Senate Majority Leader Harry Reid yesterday opened debate on energy legislation by blaming President Bush for skyrocketing gasoline prices and pledging Democrats would break U.S. dependence on foreign oil.

“On the president’s watch, the cost of gas and home heating has doubled,” Mr. Reid, Nevada Democrat, said in a speech at the Center for American Progress, a liberal Washington think tank.

“It is time for bold steps and big ideas. Time for innovation,” he said. “We’re not getting it from the White House, but that won’t stop us because innovation is exactly what Americans do best.”

Critics say the energy bill, which is expected to dominate Senate business for two weeks, is long on promised energy savings but short on results.

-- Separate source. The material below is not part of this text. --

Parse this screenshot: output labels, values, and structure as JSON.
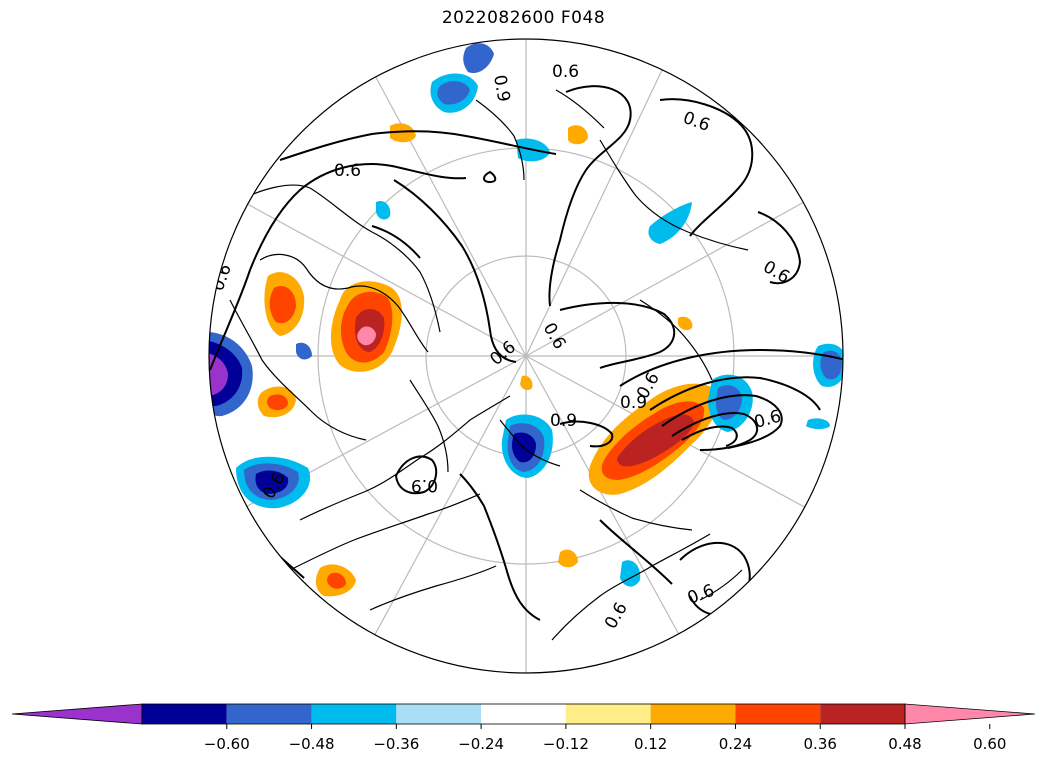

The most contentious provision in the bill is a proposal to increase the average fuel efficiency of U.S. automobiles to 35 miles per gallon by 2020, raising the corporate average fuel economy (CAFE) standard for the first time in 30 years. Light trucks would be included in the standard.

Last month, Mr. Bush proposed increasing the supply of alternative fuels and making motor vehicles more energy-efficient, which included revising CAFE standards.

The Senate energy bill also aims to increase biofuel use by 2022, make energy price gouging a federal crime, develop wind and solar energy and set higher energy efficiency standards for federal buildings and vehicles.

The legislation was criticized at a Senate Republican Conference meeting yesterday for not helping create new energy resources or reduce fuel costs, meeting participants said.

Republican leaders said they do not plan to filibuster the bill as Mr. Reid said he had heard.

Senate Minority Leader Mitch McConnell, Kentucky Republican, later told reporters that lengthy debate “doesn’t mean anyone is trying to derail it.”

He said the energy bill was “a good idea and an important issue, [but] I doubt in the end it will be as significant an energy bill as everyone would like.”

Democrats campaigned heavily last year on addressing soaring prices at the pump. Detractors said the energy bill lacks policy to achieve that goal, such as efforts to expand the number of gasoline refineries.

“It’s more or less a no-energy bill,” said a Republican leadership aide. “The plan is to go forward and work to improve it.”

Mr. Reid said the bill was a “starting point” that would promote energy efficiency and drive investment in clean, renewable power.